Initial separation tests established that the operating voltage required is dependent on the electrode-to-drum spacings. Good separations of the 1- to 3-inch shredded material were obtained at voltages ranging from 35 to 50 kilovolts at a spacing of about 6 inches. The tests reported herein were made at 45 kilovolts with the drum maintained as the negative pole and the wire electrode as the positive pole.
Preliminary tests made on the shredded material revealed that although the plastics and paper could be separated, several passes were necessary to produce a paper-free plastic product. Samples of the mixed feed material were subsequently dried, and the test procedure was repeated. The results of these tests were surprising. The separation efficiency decreased substantially, apparently in accordance with previously reported data on materials of different water repellency. A series of tests were then made to determine the effect of moisture on the separation of plastics and paper. The moisture level of the material was varied by tumbling the shredded product vigorously in a perforated drum while adding a predetermined quantity of water to insure that all of the material was sufficiently dampened. The data obtained from these tests are shown in table 2.

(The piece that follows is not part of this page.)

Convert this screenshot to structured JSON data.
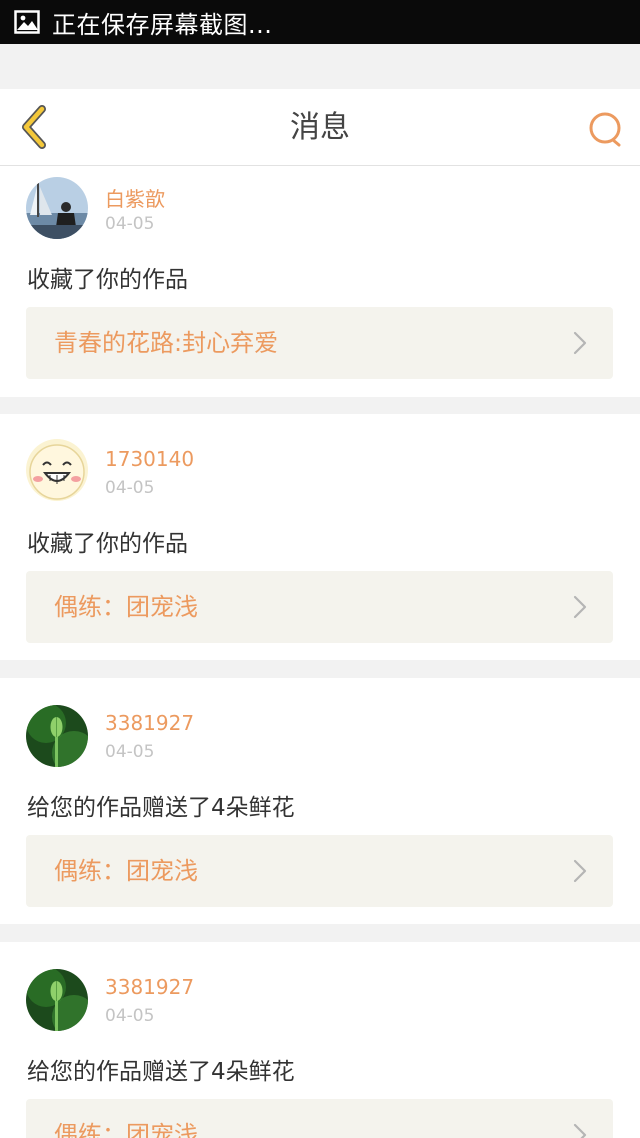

The data show that the moisture content of the refuse had a pronounced effect on separation efficiency. Using a feed containing 15 percent moisture resulted in a paper fraction free of plastic; however, the plastic material was contaminated with a substantial quantity of paper. Increasing the moisture content above 50 percent resulted in a complete separation of the plastics and paper in one pass.
Separation of plastics from paper is based on the fact that paper is a partial conductor and plastic is a nonconductor. When water is added to a mixture of plastic and paper, the paper absorbs the bulk of the water and becomes more conductive. The plastics do not absorb enough moisture to affect their conductivity. This principle enables a clean separation to be made on a mixed paper-plastic product.
To verify these data, a series of repetitive tests were made using the shredded product with water added to a moisture content of 55 percent. The results uf these tests given in table 3 show that the separated plastic fraction analyzed at least 99.0 percent plastic and that the lowest recovery obtained was 98.9 percent. The plastic material was contaminated because small bits of moist paper adhered to the plastic surface.
The data in table 3 also show that the paper fraction recovered from the electrodynamic separations analyzed at least 99.8 percent paper. Some contamination occurred as a result of conductive coatings on some plastic film. This material, along with small amounts of rubber and cloth, reported in the paper fraction.
Tests were also conducted using reversed polarities. In these tests, the drum was positive and the electrode was negative. The results of the tests were the same regardless of the polarity used. The plastics adhered to the drum while the paper was pulled toward the electrode.
Conclusions and Future Plans
The Bureau’s research has shown that electrodynamic separation is a technically feasible method for separating plastic from a mixed plastic-paper product recovered from refuse. Recoveries of up to 99.4 percent of the plastic and 100.0 percent of the paper are attainable by the electrodynamic separation technique.
To date, tests have been made on a semicontinuous basis on small batches of materials. Research is now being focused on optimizing the feed rate and feed size to the separator so that the unit may be incorporated into the continuous pilot operation.
Research is also being aimed at separating the plastics into major classes, such as polyethylene, polystyrene, polypropylene, Teflon, nylon, and polyvinyl chloride. Preliminary investigations have already shown that a substantial quantity of polyvinyl chloride can be separated from the other plastics using a 4-inch-diameter electrode.